Real Leaders

By Understanding Your Parents, You Can Become a Better Manager

Portrait of senior potter at workshop

Whoever you are reading this article, I want you to take a moment and think about how you were raised as a child. I don’t want you to think about where, or the events of the era, or even about the quality of your childhood — simply, how your parent/s raised you. 

The reason this is important is because how you were raised affects not only how you interact with others, but also how you expect others to respond to you.  

To a great degree, we are the product of whatever parenting model was in vogue when we were children. I was raised in the early 60’s at a time when “permissive parenting” was all the rage and Dr. Benjamin Spock’s book “The Common Sense of Baby and Child Care” was the go-to source for young mothers. His approach to raising children was to be nurturing and to encourage their individuality. While this might sound very similar to how children are raised today, in reality, children of the 60’s were taught to be very respectful of and deferential to authority figures. If one thinks in terms of the four predominant parenting styles — authoritarian, permissive, authoritative, and neglectful — Spock’s model would be more authoritarian, although it would seem permissive compared to the previous generation.

Tell-Do Parenting

Most Boomers (my generation) were raised in what I refer to as a “Tell-Do” household. Instructions came from the top in a command-and-control parenting style. The parents were the commanders; the children were the subordinates. As children, Boomers were told by their parents what to do and they listened. When our parents said jump, we asked how high. There wasn’t any debate to be had. Failing to comply would result in unpleasant repercussions. “Wait till your father gets home,” was the most dreaded string of words in the English language.

Suggest-Do Parenting

Gen X kids grew up in a markedly different environment than Boomers. Changing economic and social conditions gave Gen X a much longer leash. More and more women were entering the workplace and taking on full-time employment, which meant that Gen X was raised by busy working parents who couldn’t watch over their children at all hours. Between school dismissal and parents getting home from work, Gen X spent many hours home alone, creating our first latchkey children. Their parents were forced to trust them to make many choices on their own, and because there wasn’t anyone around to issue direct orders, Gen X learned to be independent by necessity.

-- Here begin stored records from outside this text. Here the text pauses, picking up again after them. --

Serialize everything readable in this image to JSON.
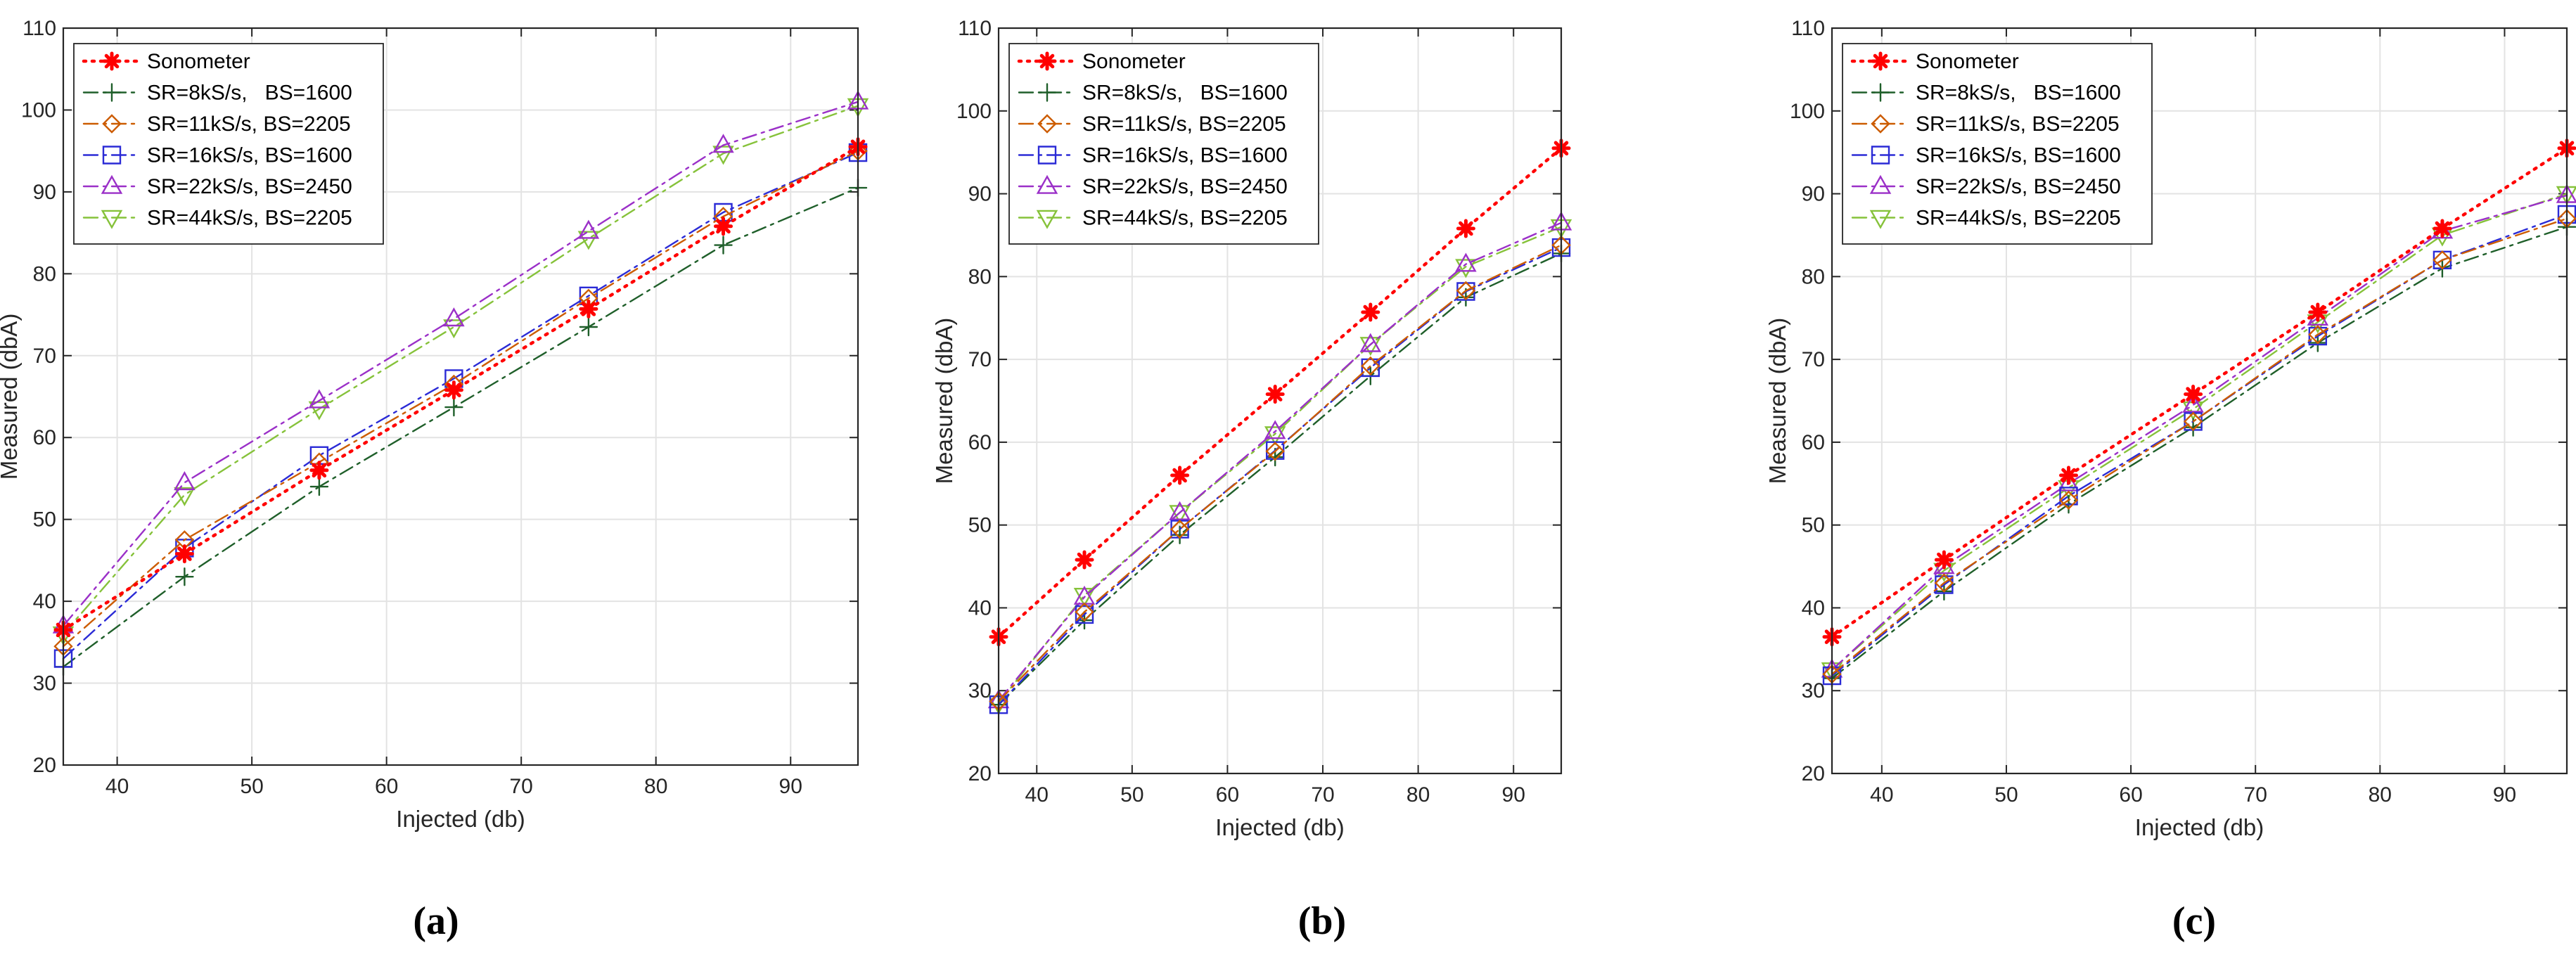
{
  "chart_data": [
    {
      "type": "line",
      "caption": "(a)",
      "xlabel": "Injected (db)",
      "ylabel": "Measured (dbA)",
      "xlim": [
        36,
        95
      ],
      "ylim": [
        20,
        110
      ],
      "xticks": [
        40,
        50,
        60,
        70,
        80,
        90
      ],
      "yticks": [
        20,
        30,
        40,
        50,
        60,
        70,
        80,
        90,
        100,
        110
      ],
      "grid": true,
      "legend_position": "top-left",
      "x": [
        36,
        45,
        55,
        65,
        75,
        85,
        95
      ],
      "series": [
        {
          "name": "Sonometer",
          "color": "#ff0000",
          "marker": "asterisk",
          "line": "dotted",
          "values": [
            36.5,
            45.8,
            56,
            65.8,
            75.7,
            85.8,
            95.5
          ]
        },
        {
          "name": "SR=8kS/s,   BS=1600",
          "color": "#1f5f2a",
          "marker": "plus",
          "line": "dashdot",
          "values": [
            32,
            43,
            54,
            63.7,
            73.5,
            83.5,
            90.5
          ]
        },
        {
          "name": "SR=11kS/s, BS=2205",
          "color": "#cc5c00",
          "marker": "diamond",
          "line": "dashdot",
          "values": [
            34.5,
            47.5,
            57,
            66.5,
            77,
            87,
            95
          ]
        },
        {
          "name": "SR=16kS/s, BS=1600",
          "color": "#2b2bd6",
          "marker": "square",
          "line": "dashdot",
          "values": [
            33,
            46.5,
            57.8,
            67.2,
            77.3,
            87.5,
            94.8
          ]
        },
        {
          "name": "SR=22kS/s, BS=2450",
          "color": "#9b30c8",
          "marker": "triangle-up",
          "line": "dashdot",
          "values": [
            37,
            54.5,
            64.5,
            74.5,
            85.2,
            95.7,
            101
          ]
        },
        {
          "name": "SR=44kS/s, BS=2205",
          "color": "#86c23a",
          "marker": "triangle-down",
          "line": "dashdot",
          "values": [
            36,
            53,
            63.5,
            73.5,
            84.3,
            94.7,
            100.5
          ]
        }
      ]
    },
    {
      "type": "line",
      "caption": "(b)",
      "xlabel": "Injected (db)",
      "ylabel": "Measured (dbA)",
      "xlim": [
        36,
        95
      ],
      "ylim": [
        20,
        110
      ],
      "xticks": [
        40,
        50,
        60,
        70,
        80,
        90
      ],
      "yticks": [
        20,
        30,
        40,
        50,
        60,
        70,
        80,
        90,
        100,
        110
      ],
      "grid": true,
      "legend_position": "top-left",
      "x": [
        36,
        45,
        55,
        65,
        75,
        85,
        95
      ],
      "series": [
        {
          "name": "Sonometer",
          "color": "#ff0000",
          "marker": "asterisk",
          "line": "dotted",
          "values": [
            36.5,
            45.8,
            56,
            65.8,
            75.7,
            85.8,
            95.5
          ]
        },
        {
          "name": "SR=8kS/s,   BS=1600",
          "color": "#1f5f2a",
          "marker": "plus",
          "line": "dashdot",
          "values": [
            28.3,
            38.5,
            48.8,
            58.2,
            68,
            77.5,
            82.8
          ]
        },
        {
          "name": "SR=11kS/s, BS=2205",
          "color": "#cc5c00",
          "marker": "diamond",
          "line": "dashdot",
          "values": [
            28.7,
            39.5,
            49.5,
            58.9,
            69.2,
            78.3,
            83.8
          ]
        },
        {
          "name": "SR=16kS/s, BS=1600",
          "color": "#2b2bd6",
          "marker": "square",
          "line": "dashdot",
          "values": [
            28.3,
            39.2,
            49.5,
            59,
            69,
            78.2,
            83.5
          ]
        },
        {
          "name": "SR=22kS/s, BS=2450",
          "color": "#9b30c8",
          "marker": "triangle-up",
          "line": "dashdot",
          "values": [
            28.8,
            41.3,
            51.5,
            61.3,
            71.8,
            81.5,
            86.5
          ]
        },
        {
          "name": "SR=44kS/s, BS=2205",
          "color": "#86c23a",
          "marker": "triangle-down",
          "line": "dashdot",
          "values": [
            28.5,
            41.5,
            51.5,
            61,
            71.8,
            81.2,
            86
          ]
        }
      ]
    },
    {
      "type": "line",
      "caption": "(c)",
      "xlabel": "Injected (db)",
      "ylabel": "Measured (dbA)",
      "xlim": [
        36,
        95
      ],
      "ylim": [
        20,
        110
      ],
      "xticks": [
        40,
        50,
        60,
        70,
        80,
        90
      ],
      "yticks": [
        20,
        30,
        40,
        50,
        60,
        70,
        80,
        90,
        100,
        110
      ],
      "grid": true,
      "legend_position": "top-left",
      "x": [
        36,
        45,
        55,
        65,
        75,
        85,
        95
      ],
      "series": [
        {
          "name": "Sonometer",
          "color": "#ff0000",
          "marker": "asterisk",
          "line": "dotted",
          "values": [
            36.5,
            45.8,
            56,
            65.8,
            75.7,
            85.8,
            95.5
          ]
        },
        {
          "name": "SR=8kS/s,   BS=1600",
          "color": "#1f5f2a",
          "marker": "plus",
          "line": "dashdot",
          "values": [
            31.5,
            42,
            52.5,
            61.8,
            72,
            81,
            86
          ]
        },
        {
          "name": "SR=11kS/s, BS=2205",
          "color": "#cc5c00",
          "marker": "diamond",
          "line": "dashdot",
          "values": [
            32,
            43,
            53,
            62.5,
            73,
            82,
            87
          ]
        },
        {
          "name": "SR=16kS/s, BS=1600",
          "color": "#2b2bd6",
          "marker": "square",
          "line": "dashdot",
          "values": [
            31.8,
            42.8,
            53.5,
            62.5,
            72.8,
            82,
            87.5
          ]
        },
        {
          "name": "SR=22kS/s, BS=2450",
          "color": "#9b30c8",
          "marker": "triangle-up",
          "line": "dashdot",
          "values": [
            32.5,
            45,
            55,
            64.5,
            75,
            85.5,
            89.8
          ]
        },
        {
          "name": "SR=44kS/s, BS=2205",
          "color": "#86c23a",
          "marker": "triangle-down",
          "line": "dashdot",
          "values": [
            32.5,
            44.5,
            54.5,
            64,
            74.5,
            85,
            90
          ]
        }
      ]
    }
  ]
}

This independence resulted in some leveling of the top-down authority model. The Tell-Do model of parenting gave way to more of a Suggest-Do model. Rather than issuing orders for and about everything, parents would often suggest what their children should do.

While they might sometimes be strong suggestions that might eventually result in repercussions if not heeded, children knew that their parents had a more limited ability to enforce the rules when they weren’t around. It was also easier for busy parents to simply allow their children to manage the small details of their own lives. This dynamic instilled Gen X with a spirit of self-sufficiency. Considering again the parenting styles, this would be more likened to the permissive style and at its worst, the neglectful.

Engage-Discuss Parenting

While Gen X was raised to be more independent, Millennials were brought up under a whole new paradigm of “Engage-Discuss” in which parenting became more facilitative than it had ever been before. So far, this trend has largely continued into Gen Z, as they grow up and come of age.

While the Engage-Discuss dialogue-based model does not call for an abolishment of hierarchy, this interaction involves open communication between the authority figure (i.e. parent) and the subordinate (i.e. child). Rather than harnessing punishment and guilt to change behavior, the authority figure enters into an open dialogue with the subordinate and discusses corrective behavior. This model hinges on a mutually established understanding that can only be achieved when the authority figure eschews coercion for open dialogue. This parenting style would likely fall under the auspices of the authoritative model.

The data suggest there is tremendous benefit in adopting the “Engage-Discuss” model in the workplace. According to William Strauss and Neil Howe in their book Millennials Rising, published in 2000, Millennials have experienced a decrease in crime rates, alcohol, and drug abuse, and exhibit a greater sense of responsibility to others and the environment, as compared to previous generational cohorts. It appears that this model of parenting works and makes great citizens of children.

Gen Z is now entering the workplace and they, too, have been raised on a variation of the Engage-Discuss” parenting model. Again, relating this to one of the parenting styles, this would likely be some combination of authoritative, with a bias toward the permissive. Time will tell, as they enter the workplace in ever larger numbers, if they will interact differently than their Millennial brethren.

When in Doubt, Have a Conversation

We now have a workplace with multiple generations who, as a consequence of how they were raised, are likely to have different expectations and habits in terms of interacting with colleagues. Boomer and Gen X managers need to recognize that younger workers may respond differently than they themselves would have at their age. Moreover, they must be willing to embrace, rather than attempt to stifle, these differences.

By choice or necessity, each successive generation has been raised somewhat differently than their parents. We just need to accept that having conversations, which worked so well in the home, can and does function in the workplace.